One thing I've only come appreciate fully recently is how emotional one can be about one's writing. In a workshop, participants are really discovering their own mediocrity; they are exploring it at what Jonathan calls the "granular" level. They are discovering what they are unable to do easily, what they lack the grace and strength to do well. Crucially, these are things that they naturally would like to do well and easily. Things that they invest some pride in. One does not want to make it an unambiguous sign of success, but when participants resist with anger or with tears I know I'm getting at something important. A workshop is not trying to transfer knowledge, it is not trying to fill a open space of ignorance. It is trying to correct a misunderstanding, to move people from wrong ways of doing things to right ways of doing things. One is trying to get them to see the errors of their ways. People are not naturally inclined to have such visions.

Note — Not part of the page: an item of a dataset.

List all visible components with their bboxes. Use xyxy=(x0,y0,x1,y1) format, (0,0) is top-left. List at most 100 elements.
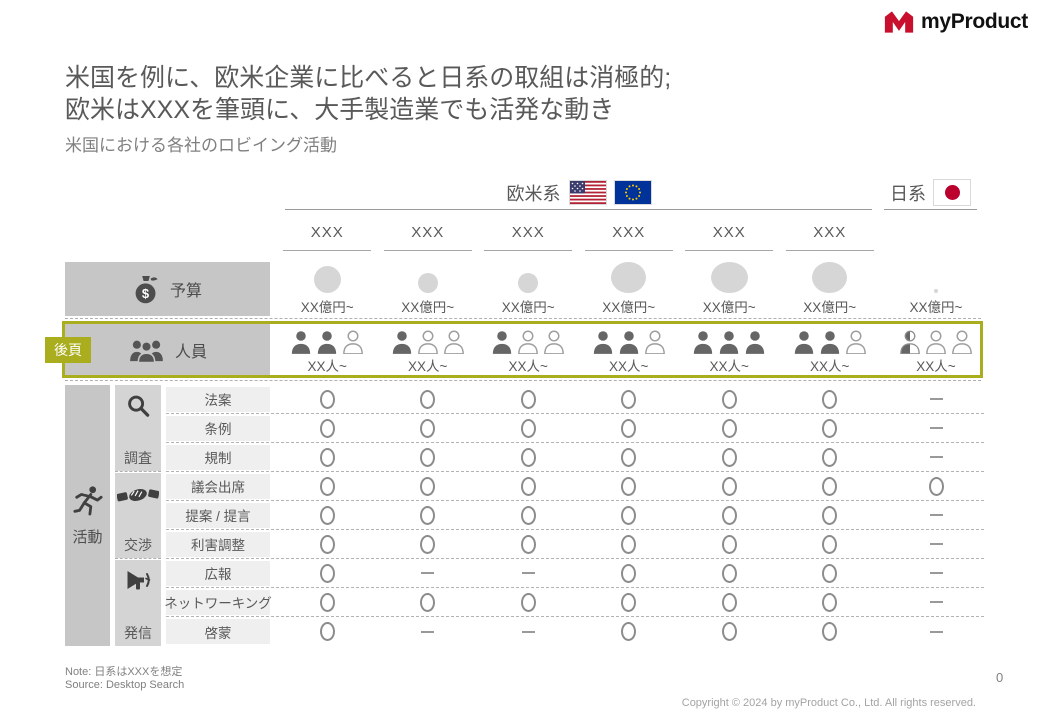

There's one very concrete thing I have learned the hard way, especially from doing workshops at other institutions. Avoid whole days. Listening to me talk is, of course, a very pleasant experience. But after three hours, the charm sort of wears off. And I get tired and therefore unconvincing. Since it is the delivery that matters, not so much the ideas, this is an important thing to keep in mind. That's why I'm now trying to fill the first half day of what might otherwise be a full-day workshop with activities for the participants to do by themselves.